Vegetable and Chicken Lettuce Cups
No mess and no fuss! This tasty meal is a winner with children and adults alike.
Prep Time: 10 minutes.
Cooking Time: 15 minutes.
4 large iceberg lettuce leaves or 8 Baby Cos hearts
150g piece broccolini, cut into small florets
1 Minicab® baby cabbage, finely shredded
2 celery sticks, chopped
1 leek, thinly sliced
300g chicken mince
2 tsp cornflour
2 tbsp soy sauce
1/2 cup chicken stock
1 tbsp olive oil
- Place cornflour in a small bowl. Add soy sauce and mix until smooth. Stir in the stock. Set aside.
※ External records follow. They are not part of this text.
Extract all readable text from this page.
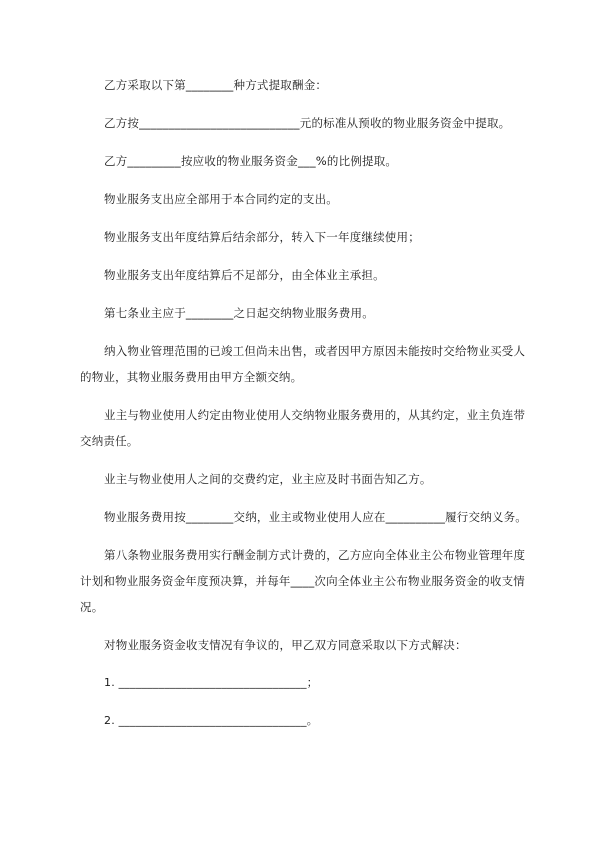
乙方采取以下第________种方式提取酬金：

乙方按___________________________元的标准从预收的物业服务资金中提取。

乙方_________按应收的物业服务资金___%的比例提取。

物业服务支出应全部用于本合同约定的支出。

物业服务支出年度结算后结余部分，转入下一年度继续使用；

物业服务支出年度结算后不足部分，由全体业主承担。

第七条业主应于________之日起交纳物业服务费用。

纳入物业管理范围的已竣工但尚未出售，或者因甲方原因未能按时交给物业买受人的物业，其物业服务费用由甲方全额交纳。

业主与物业使用人约定由物业使用人交纳物业服务费用的，从其约定，业主负连带交纳责任。

业主与物业使用人之间的交费约定，业主应及时书面告知乙方。

物业服务费用按________交纳，业主或物业使用人应在__________履行交纳义务。

第八条物业服务费用实行酬金制方式计费的，乙方应向全体业主公布物业管理年度计划和物业服务资金年度预决算，并每年____次向全体业主公布物业服务资金的收支情况。

对物业服务资金收支情况有争议的，甲乙双方同意采取以下方式解决：

1. _________________________________；

2. _________________________________。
- Heat 1 tbsp of the oil in a large wok over medium heat. Add the leek, broccolini, cabbage and celery. Cook, tossing often, for 8-10 minutes or until vegetables are tender. Transfer to a bowl, cover and set aside.
- Heat the remaining oil in the wok over high heat. Add chicken mince and cook for 3-4 minutes or until cooked. Stir the cornflour mixture and add to the wok. Cook, stirring, until mixture comes to the boil. Cook for 1 minute.
- Return the vegetables to the wok and toss to combine and heat through.
- Divide the vegetable mixture among the lettuce cups and serve.